I Télétravail : les baby-boomers adhèrent !

Alors tout ce phénomène de transformation ne serait finalement qu’une invention ? Bien sûr que non. Il est même en réalité plus étendu que ce qu’on pourrait penser et donc d’autant plus stratégique. Le développement de nouveaux outils de communication, de partage de documents ou de collaboration offre aux professionnels de nombreuses opportunités de gagner en productivité. Et ce quel que soit leur âge. Les entreprises auraient tort de mener une stratégie de transformation qui se limiterait à séduire les plus jeunes collaborateurs, alors que tous, y compris les plus expérimentés avec des habitudes de travail déjà bien ancrées, peuvent tirer partie des innovations digitales actuelles. C’est pourquoi il est primordial de prendre en compte les attentes de tous les collaborateurs, les nouveaux venus comme les anciens. La possibilité de travailler à distance est notamment une attente forte chez les baby-boomers, comme le confirme une étude récente de l’éditeur Fuze.

« 73 % des baby-boomers et 60 % des millennials sont intéressés par la capacité à travailler d'où ils le souhaitent. […] Avec l'âge, la capacité à négocier une liberté dans le travail semble donc s'affirmer. Mais aussi une recherche de confort »

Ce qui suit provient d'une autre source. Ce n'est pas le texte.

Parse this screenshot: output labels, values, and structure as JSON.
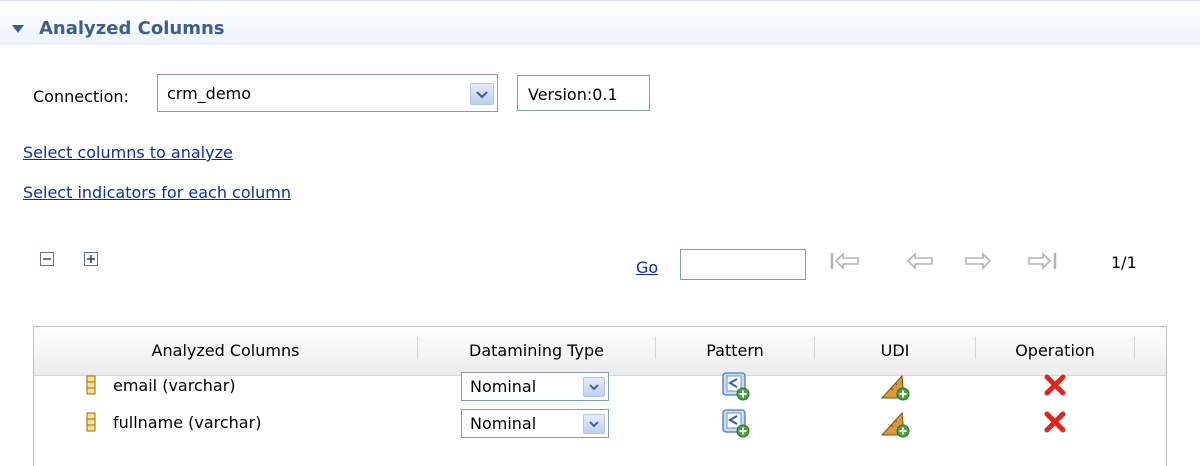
{
  "section": {
    "title": "Analyzed Columns",
    "toggle_icon": "triangle-down-icon"
  },
  "connection": {
    "label": "Connection:",
    "value": "crm_demo",
    "dropdown_icon": "chevron-down-icon",
    "version_label": "Version:0.1"
  },
  "links": {
    "select_columns": "Select columns to analyze",
    "select_indicators": "Select indicators for each column"
  },
  "toolbar": {
    "collapse_icon": "collapse-all-icon",
    "expand_icon": "expand-all-icon"
  },
  "pagination": {
    "go_label": "Go",
    "page_input_value": "",
    "first_icon": "first-page-icon",
    "prev_icon": "previous-page-icon",
    "next_icon": "next-page-icon",
    "last_icon": "last-page-icon",
    "page_count": "1/1"
  },
  "table": {
    "headers": [
      "Analyzed Columns",
      "Datamining Type",
      "Pattern",
      "UDI",
      "Operation"
    ],
    "rows": [
      {
        "column": "email (varchar)",
        "datamining_type": "Nominal",
        "pattern_icon": "add-pattern-icon",
        "udi_icon": "add-udi-icon",
        "operation_icon": "delete-icon"
      },
      {
        "column": "fullname (varchar)",
        "datamining_type": "Nominal",
        "pattern_icon": "add-pattern-icon",
        "udi_icon": "add-udi-icon",
        "operation_icon": "delete-icon"
      }
    ]
  },
  "colors": {
    "section_title": "#3a5f8f",
    "link": "#0a2ea8",
    "delete": "#e0261c"
  }
}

... commente Le Monde Informatique.

La clé pour satisfaire le plus grand nombre tient dans la simplification. Il va sans dire que déployer une plateforme que seule une poignée d’initiés formés aux toutes dernières technologies saura prendre en mains ne sera d’aucun utilité pour la croissance de votre business. Pour que toute l’organisation puisse profiter d’une solution de visioconférence moderne par exemple, cette dernière devra en premier lieu être simple à réserver et à utiliser, mais également à gérer pour les administrateurs.

La création d’espaces variés (bulles, phone box, petits espaces pour 3 ou 4 personnes, etc.) permettra également de satisfaire à des usages eux aussi diversifiés et aux habitudes et préférences de chacun (besoin d’isolement pour se concentrer ou téléphoner, besoin de collaboration pour partager des informations ou confronter des idées, besoin de confort pour recevoir un client ou un partenaire, etc). L’accompagnement d’un partenaire comme VIDELIO pourra ici jouer un rôle important, du fait de sa maîtrise des différents enjeux liés aux nouveaux espaces collaboratifs. Qu’on se le dise, la transformation n’est pas une question d’âge, mais d’usage.